More slave laborers built a palace for Shih Huang Ti. The palace measured 1.5 million square feet (1.39 square meters)—that is, the size of 1,000 average single-family homes in modern-day America, let alone ancient China. Its entrances were equipped with magnets to detect secret weapons; after Shih Huang Ti's death, however, a rebellious general set the palace on fire. Supposedly, it burned for three months.
Aerial view of the Great Wall of China.
AP/Wide World Photos. Reproduced by permission.
One of the most amazing structures built by Shih Huang Ti, however, was his tomb, or mausoleum.
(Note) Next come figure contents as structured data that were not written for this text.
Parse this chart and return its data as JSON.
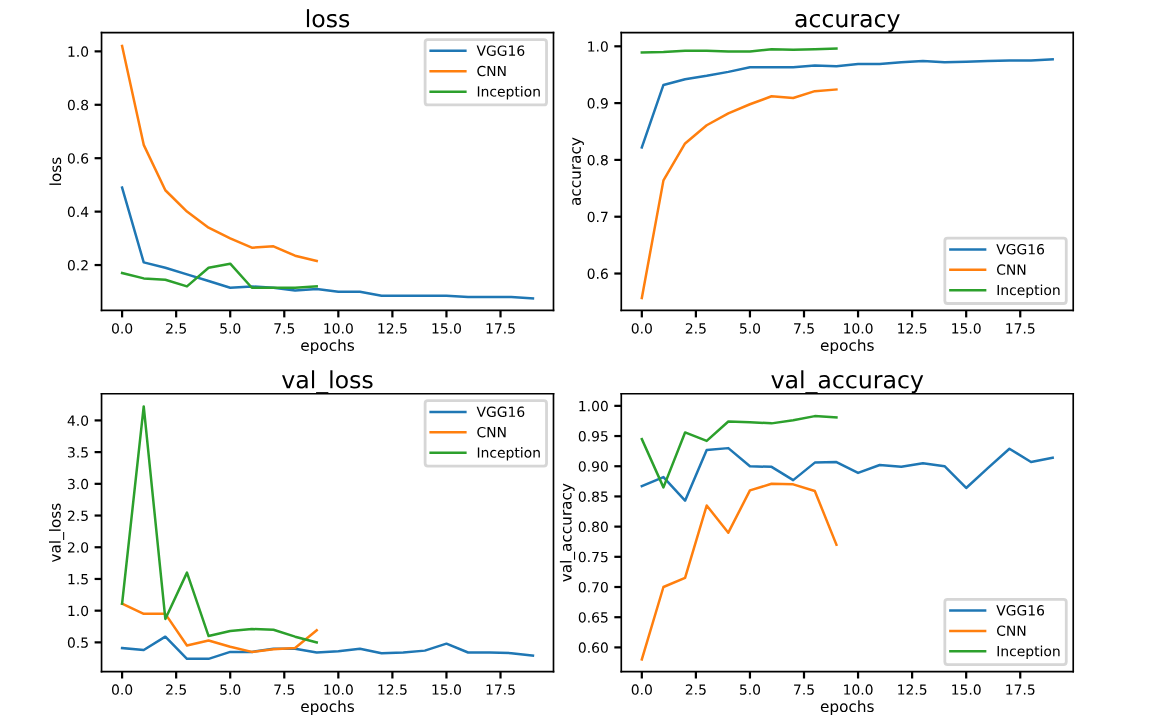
{
  "chart_data": [
    {
      "type": "line",
      "title": "loss",
      "xlabel": "epochs",
      "ylabel": "loss",
      "xlim": [
        -0.95,
        19.95
      ],
      "xticks": [
        {
          "value": 0,
          "label": "0.0"
        },
        2.5,
        {
          "value": 5,
          "label": "5.0"
        },
        7.5,
        {
          "value": 10,
          "label": "10.0"
        },
        12.5,
        {
          "value": 15,
          "label": "15.0"
        },
        17.5
      ],
      "ylim": [
        0.03,
        1.07
      ],
      "yticks": [
        0.2,
        0.4,
        0.6,
        0.8,
        {
          "value": 1,
          "label": "1.0"
        }
      ],
      "legend": "top right",
      "grid": false,
      "series": [
        {
          "name": "VGG16",
          "color": "#1f77b4",
          "x": [
            0,
            1,
            2,
            3,
            4,
            5,
            6,
            7,
            8,
            9,
            10,
            11,
            12,
            13,
            14,
            15,
            16,
            17,
            18,
            19
          ],
          "values": [
            0.49,
            0.21,
            0.19,
            0.165,
            0.14,
            0.115,
            0.12,
            0.115,
            0.105,
            0.11,
            0.1,
            0.1,
            0.085,
            0.085,
            0.085,
            0.085,
            0.08,
            0.08,
            0.08,
            0.075
          ]
        },
        {
          "name": "CNN",
          "color": "#ff7f0e",
          "x": [
            0,
            1,
            2,
            3,
            4,
            5,
            6,
            7,
            8,
            9
          ],
          "values": [
            1.02,
            0.65,
            0.48,
            0.4,
            0.34,
            0.3,
            0.265,
            0.27,
            0.235,
            0.215
          ]
        },
        {
          "name": "Inception",
          "color": "#2ca02c",
          "x": [
            0,
            1,
            2,
            3,
            4,
            5,
            6,
            7,
            8,
            9
          ],
          "values": [
            0.17,
            0.15,
            0.145,
            0.12,
            0.19,
            0.205,
            0.115,
            0.115,
            0.115,
            0.12
          ]
        }
      ]
    },
    {
      "type": "line",
      "title": "accuracy",
      "xlabel": "epochs",
      "ylabel": "accuracy",
      "xlim": [
        -0.95,
        19.95
      ],
      "xticks": [
        {
          "value": 0,
          "label": "0.0"
        },
        2.5,
        {
          "value": 5,
          "label": "5.0"
        },
        7.5,
        {
          "value": 10,
          "label": "10.0"
        },
        12.5,
        {
          "value": 15,
          "label": "15.0"
        },
        17.5
      ],
      "ylim": [
        0.535,
        1.024
      ],
      "yticks": [
        0.6,
        0.7,
        0.8,
        0.9,
        {
          "value": 1,
          "label": "1.0"
        }
      ],
      "legend": "bottom right",
      "grid": false,
      "series": [
        {
          "name": "VGG16",
          "color": "#1f77b4",
          "x": [
            0,
            1,
            2,
            3,
            4,
            5,
            6,
            7,
            8,
            9,
            10,
            11,
            12,
            13,
            14,
            15,
            16,
            17,
            18,
            19
          ],
          "values": [
            0.822,
            0.932,
            0.942,
            0.948,
            0.955,
            0.963,
            0.963,
            0.963,
            0.966,
            0.965,
            0.969,
            0.969,
            0.972,
            0.974,
            0.972,
            0.973,
            0.974,
            0.975,
            0.975,
            0.977
          ]
        },
        {
          "name": "CNN",
          "color": "#ff7f0e",
          "x": [
            0,
            1,
            2,
            3,
            4,
            5,
            6,
            7,
            8,
            9
          ],
          "values": [
            0.557,
            0.764,
            0.829,
            0.861,
            0.882,
            0.898,
            0.912,
            0.909,
            0.921,
            0.924
          ]
        },
        {
          "name": "Inception",
          "color": "#2ca02c",
          "x": [
            0,
            1,
            2,
            3,
            4,
            5,
            6,
            7,
            8,
            9
          ],
          "values": [
            0.989,
            0.99,
            0.992,
            0.992,
            0.991,
            0.991,
            0.995,
            0.994,
            0.995,
            0.996
          ]
        }
      ]
    },
    {
      "type": "line",
      "title": "val_loss",
      "xlabel": "epochs",
      "ylabel": "val_loss",
      "xlim": [
        -0.95,
        19.95
      ],
      "xticks": [
        {
          "value": 0,
          "label": "0.0"
        },
        2.5,
        {
          "value": 5,
          "label": "5.0"
        },
        7.5,
        {
          "value": 10,
          "label": "10.0"
        },
        12.5,
        {
          "value": 15,
          "label": "15.0"
        },
        17.5
      ],
      "ylim": [
        0.04,
        4.42
      ],
      "yticks": [
        0.5,
        {
          "value": 1,
          "label": "1.0"
        },
        1.5,
        {
          "value": 2,
          "label": "2.0"
        },
        2.5,
        {
          "value": 3,
          "label": "3.0"
        },
        3.5,
        {
          "value": 4,
          "label": "4.0"
        }
      ],
      "legend": "top right",
      "grid": false,
      "series": [
        {
          "name": "VGG16",
          "color": "#1f77b4",
          "x": [
            0,
            1,
            2,
            3,
            4,
            5,
            6,
            7,
            8,
            9,
            10,
            11,
            12,
            13,
            14,
            15,
            16,
            17,
            18,
            19
          ],
          "values": [
            0.41,
            0.38,
            0.59,
            0.24,
            0.24,
            0.35,
            0.35,
            0.4,
            0.4,
            0.34,
            0.36,
            0.4,
            0.33,
            0.34,
            0.37,
            0.48,
            0.34,
            0.34,
            0.33,
            0.29
          ]
        },
        {
          "name": "CNN",
          "color": "#ff7f0e",
          "x": [
            0,
            1,
            2,
            3,
            4,
            5,
            6,
            7,
            8,
            9
          ],
          "values": [
            1.11,
            0.95,
            0.95,
            0.45,
            0.53,
            0.43,
            0.35,
            0.39,
            0.41,
            0.69
          ]
        },
        {
          "name": "Inception",
          "color": "#2ca02c",
          "x": [
            0,
            1,
            2,
            3,
            4,
            5,
            6,
            7,
            8,
            9
          ],
          "values": [
            1.11,
            4.22,
            0.87,
            1.6,
            0.6,
            0.68,
            0.71,
            0.7,
            0.59,
            0.5
          ]
        }
      ]
    },
    {
      "type": "line",
      "title": "val_accuracy",
      "xlabel": "epochs",
      "ylabel": "val_accuracy",
      "xlim": [
        -0.95,
        19.95
      ],
      "xticks": [
        {
          "value": 0,
          "label": "0.0"
        },
        2.5,
        {
          "value": 5,
          "label": "5.0"
        },
        7.5,
        {
          "value": 10,
          "label": "10.0"
        },
        12.5,
        {
          "value": 15,
          "label": "15.0"
        },
        17.5
      ],
      "ylim": [
        0.56,
        1.02
      ],
      "yticks": [
        {
          "value": 0.6,
          "label": "0.60"
        },
        0.65,
        {
          "value": 0.7,
          "label": "0.70"
        },
        0.75,
        {
          "value": 0.8,
          "label": "0.80"
        },
        0.85,
        {
          "value": 0.9,
          "label": "0.90"
        },
        0.95,
        {
          "value": 1,
          "label": "1.00"
        }
      ],
      "legend": "bottom right",
      "grid": false,
      "series": [
        {
          "name": "VGG16",
          "color": "#1f77b4",
          "x": [
            0,
            1,
            2,
            3,
            4,
            5,
            6,
            7,
            8,
            9,
            10,
            11,
            12,
            13,
            14,
            15,
            16,
            17,
            18,
            19
          ],
          "values": [
            0.867,
            0.882,
            0.843,
            0.927,
            0.93,
            0.9,
            0.899,
            0.877,
            0.906,
            0.907,
            0.889,
            0.902,
            0.899,
            0.905,
            0.9,
            0.864,
            0.897,
            0.929,
            0.907,
            0.914
          ]
        },
        {
          "name": "CNN",
          "color": "#ff7f0e",
          "x": [
            0,
            1,
            2,
            3,
            4,
            5,
            6,
            7,
            8,
            9
          ],
          "values": [
            0.58,
            0.7,
            0.715,
            0.835,
            0.79,
            0.86,
            0.871,
            0.87,
            0.859,
            0.77
          ]
        },
        {
          "name": "Inception",
          "color": "#2ca02c",
          "x": [
            0,
            1,
            2,
            3,
            4,
            5,
            6,
            7,
            8,
            9
          ],
          "values": [
            0.945,
            0.865,
            0.956,
            0.942,
            0.974,
            0.973,
            0.971,
            0.976,
            0.983,
            0.981
          ]
        }
      ]
    }
  ]
}
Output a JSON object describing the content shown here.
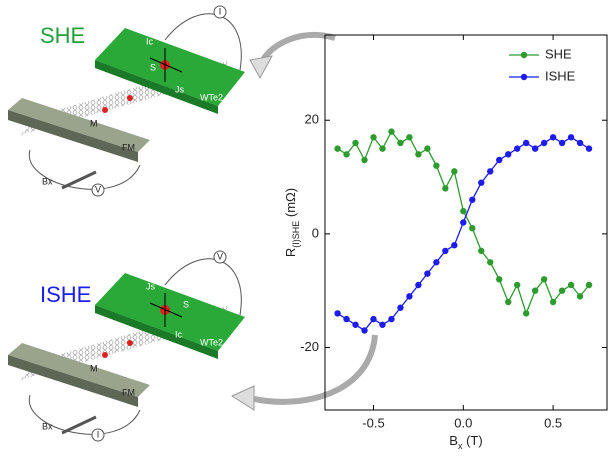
{
  "chart_data": {
    "type": "line",
    "ylabel": [
      "R",
      "(I)SHE",
      " (mΩ)"
    ],
    "xlabel": [
      "B",
      "x",
      " (T)"
    ],
    "x": [
      -0.7,
      -0.65,
      -0.6,
      -0.55,
      -0.5,
      -0.45,
      -0.4,
      -0.35,
      -0.3,
      -0.25,
      -0.2,
      -0.15,
      -0.1,
      -0.05,
      0,
      0.05,
      0.1,
      0.15,
      0.2,
      0.25,
      0.3,
      0.35,
      0.4,
      0.45,
      0.5,
      0.55,
      0.6,
      0.65,
      0.7
    ],
    "series": [
      {
        "name": "SHE",
        "color": "#2e9b2e",
        "values": [
          15,
          14,
          16,
          13,
          17,
          15,
          18,
          16,
          17,
          14,
          15,
          12,
          8,
          11,
          4,
          1,
          -3,
          -5,
          -8,
          -12,
          -9,
          -14,
          -10,
          -8,
          -12,
          -10,
          -9,
          -11,
          -9
        ]
      },
      {
        "name": "ISHE",
        "color": "#1c1cee",
        "values": [
          -14,
          -15,
          -16,
          -17,
          -15,
          -16,
          -15,
          -13,
          -11,
          -9,
          -7,
          -5,
          -3,
          -2,
          2,
          6,
          9,
          11,
          13,
          14,
          15,
          16,
          15,
          16,
          17,
          16,
          17,
          16,
          15
        ]
      }
    ],
    "xlim": [
      -0.77,
      0.8
    ],
    "xticks": [
      -0.5,
      {
        "value": 0,
        "label": "0.0"
      },
      0.5
    ],
    "ylim": [
      -31,
      35
    ],
    "yticks": [
      -20,
      0,
      20
    ],
    "legend": "upper right"
  },
  "diagrams": [
    {
      "title": "SHE",
      "slab": "WTe2",
      "bar": "FM",
      "field": "Bx",
      "magnet": "M",
      "charge": "Ic",
      "spin_current": "Js",
      "spin": "S",
      "source": "I",
      "meter": "V"
    },
    {
      "title": "ISHE",
      "slab": "WTe2",
      "bar": "FM",
      "field": "Bx",
      "magnet": "M",
      "charge": "Ic",
      "spin_current": "Js",
      "spin": "S",
      "source": "I",
      "meter": "V"
    }
  ]
}
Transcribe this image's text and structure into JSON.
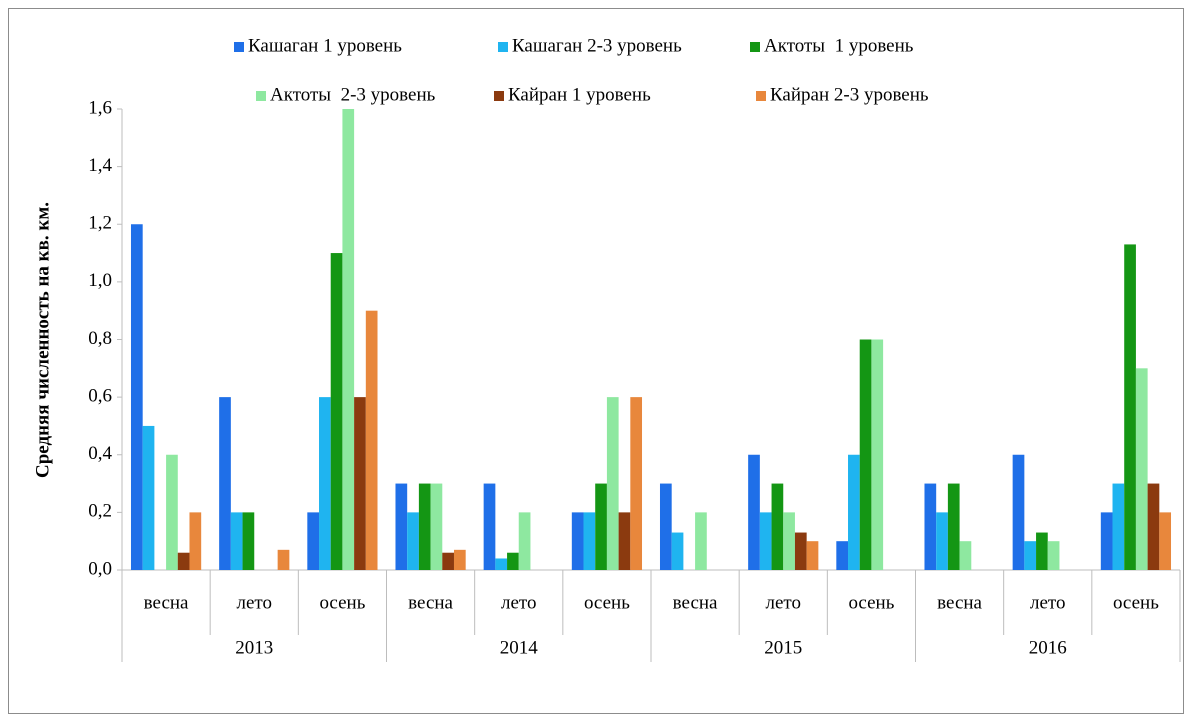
{
  "chart_data": {
    "type": "bar",
    "y_label": "Средняя численность на кв. км.",
    "categories": [
      "весна",
      "лето",
      "осень",
      "весна",
      "лето",
      "осень",
      "весна",
      "лето",
      "осень",
      "весна",
      "лето",
      "осень"
    ],
    "category_groups": [
      "2013",
      "2014",
      "2015",
      "2016"
    ],
    "series": [
      {
        "name": "Кашаган 1 уровень",
        "color": "#1f6fe8",
        "values": [
          1.2,
          0.6,
          0.2,
          0.3,
          0.3,
          0.2,
          0.3,
          0.4,
          0.1,
          0.3,
          0.4,
          0.2
        ]
      },
      {
        "name": "Кашаган 2-3 уровень",
        "color": "#1fb4f0",
        "values": [
          0.5,
          0.2,
          0.6,
          0.2,
          0.04,
          0.2,
          0.13,
          0.2,
          0.4,
          0.2,
          0.1,
          0.3
        ]
      },
      {
        "name": "Актоты  1 уровень",
        "color": "#149614",
        "values": [
          0,
          0.2,
          1.1,
          0.3,
          0.06,
          0.3,
          0,
          0.3,
          0.8,
          0.3,
          0.13,
          1.13
        ]
      },
      {
        "name": "Актоты  2-3 уровень",
        "color": "#8ee8a0",
        "values": [
          0.4,
          0,
          1.6,
          0.3,
          0.2,
          0.6,
          0.2,
          0.2,
          0.8,
          0.1,
          0.1,
          0.7
        ]
      },
      {
        "name": "Кайран 1 уровень",
        "color": "#8b3a0f",
        "values": [
          0.06,
          0,
          0.6,
          0.06,
          0,
          0.2,
          0,
          0.13,
          0,
          0,
          0,
          0.3
        ]
      },
      {
        "name": "Кайран 2-3 уровень",
        "color": "#e8873c",
        "values": [
          0.2,
          0.07,
          0.9,
          0.07,
          0,
          0.6,
          0,
          0.1,
          0,
          0,
          0,
          0.2
        ]
      }
    ],
    "ylim": [
      0,
      1.6
    ],
    "yticks": [
      {
        "value": 0,
        "label": "0,0"
      },
      {
        "value": 0.2,
        "label": "0,2"
      },
      {
        "value": 0.4,
        "label": "0,4"
      },
      {
        "value": 0.6,
        "label": "0,6"
      },
      {
        "value": 0.8,
        "label": "0,8"
      },
      {
        "value": 1.0,
        "label": "1,0"
      },
      {
        "value": 1.2,
        "label": "1,2"
      },
      {
        "value": 1.4,
        "label": "1,4"
      },
      {
        "value": 1.6,
        "label": "1,6"
      }
    ],
    "legend": "top"
  }
}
It included a vast network of hallways. The builders used great quantities of mercury to create the illusion of moving rivers and seas inside the tomb. Millennia before the deadly traps seen in the movie Raiders of the Lost Ark, the builders of Shih Huang Ti's tomb designed the inner room so that anyone who tried to enter it would set off a rain of arrows that would kill them. The tomb, which also contains some 6,000 life-size soldiers and horses, was discovered in 1974. It is one of the greatest archaeological sites in the world.